僕は興奮して三好の家に電話を掛けた。番号は依頼の契約書に書いてあった。
「はい、もしもし」
三好が出たが、師匠が近くにいたので呼んでもらった。
「わかりましたよ! どこのだれなのか」
記事の内容を説明すると、師匠は怪訝そうな声を出した。
「下内田? ここは岩田町だぞ」
指摘されて気づいた。そういえばそうだ。
もう一度記事を読み直す。
『下内田の会社員、田岡章一さんの次女、早苗さん(17)が、自宅アパートで自殺……』
そうか。自宅アパートという言葉で誤解したが、早苗さんは実家から出て、岩田町のあのアパートで一人暮らしをしていたのではないだろうか。確かに、あの三好が住むアパートは単身者向けで、家族が住むには狭すぎるだろう。
そう説明すると、師匠は「不正確な記事だな」とぶつぶつ言いながらも「よし、こうしよう」と提案した。

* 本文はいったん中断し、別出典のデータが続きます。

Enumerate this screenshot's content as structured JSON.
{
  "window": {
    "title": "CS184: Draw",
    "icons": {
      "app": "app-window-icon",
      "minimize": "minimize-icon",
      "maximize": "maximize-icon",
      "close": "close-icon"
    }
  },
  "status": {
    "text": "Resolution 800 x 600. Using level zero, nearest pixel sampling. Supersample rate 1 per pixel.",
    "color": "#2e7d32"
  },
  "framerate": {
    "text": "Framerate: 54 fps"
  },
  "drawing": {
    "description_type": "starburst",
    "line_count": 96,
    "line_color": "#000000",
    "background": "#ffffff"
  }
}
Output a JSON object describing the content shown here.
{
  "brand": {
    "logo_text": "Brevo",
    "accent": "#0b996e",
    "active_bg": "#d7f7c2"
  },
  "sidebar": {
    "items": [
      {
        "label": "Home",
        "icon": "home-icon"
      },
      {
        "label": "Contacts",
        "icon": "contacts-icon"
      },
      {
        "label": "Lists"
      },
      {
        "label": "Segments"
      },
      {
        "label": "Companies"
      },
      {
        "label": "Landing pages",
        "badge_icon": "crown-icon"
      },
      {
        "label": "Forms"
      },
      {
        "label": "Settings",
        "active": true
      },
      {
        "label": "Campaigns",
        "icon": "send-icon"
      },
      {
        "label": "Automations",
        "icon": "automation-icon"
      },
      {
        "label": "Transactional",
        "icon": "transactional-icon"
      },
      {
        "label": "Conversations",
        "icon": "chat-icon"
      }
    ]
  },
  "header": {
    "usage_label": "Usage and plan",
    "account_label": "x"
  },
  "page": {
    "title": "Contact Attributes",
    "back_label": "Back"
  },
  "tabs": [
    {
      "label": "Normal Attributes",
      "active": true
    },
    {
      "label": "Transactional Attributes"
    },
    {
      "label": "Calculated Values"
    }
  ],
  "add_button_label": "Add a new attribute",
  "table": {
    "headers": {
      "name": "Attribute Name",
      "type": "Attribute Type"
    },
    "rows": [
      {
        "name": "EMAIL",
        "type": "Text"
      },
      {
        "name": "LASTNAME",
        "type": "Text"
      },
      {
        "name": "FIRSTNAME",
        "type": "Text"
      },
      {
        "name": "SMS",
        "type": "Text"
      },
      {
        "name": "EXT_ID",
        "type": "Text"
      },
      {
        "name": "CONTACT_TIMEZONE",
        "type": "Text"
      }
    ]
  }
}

「岩田町のアパートがあくまで田岡早苗の一人暮らし先だったなら、下内田にはまだ家族が住んでいる可能性が高い。父親の名前もわかっているし、広い地区じゃない。そのあたりでちょっと聞き込みをしたら家はわかるだろう。今日はもう日が暮れるから、明日朝から行ってみよう」
その言葉に顔を上げると、通りに面した窓からいつの間にか夕日が射し込んでいた。
小川所長は机についたまま、まだ寝ている。なんの夢を見ているのか、やけに嬉しそうな寝顔だった。
「今日はもう帰っていいぞ。ご苦労だった」
師匠からそんな言葉があった。
電話を切って、今日あったことを考えてみる。
幽霊が出る、というアパートに行き、実際にその幽霊を見るだけでなく、それがどこのだれなのか探し当てたのだ。こんなことができる興信所がほかにあるだろうか。
それを思うと、その一員であるということが無性に誇らしかった。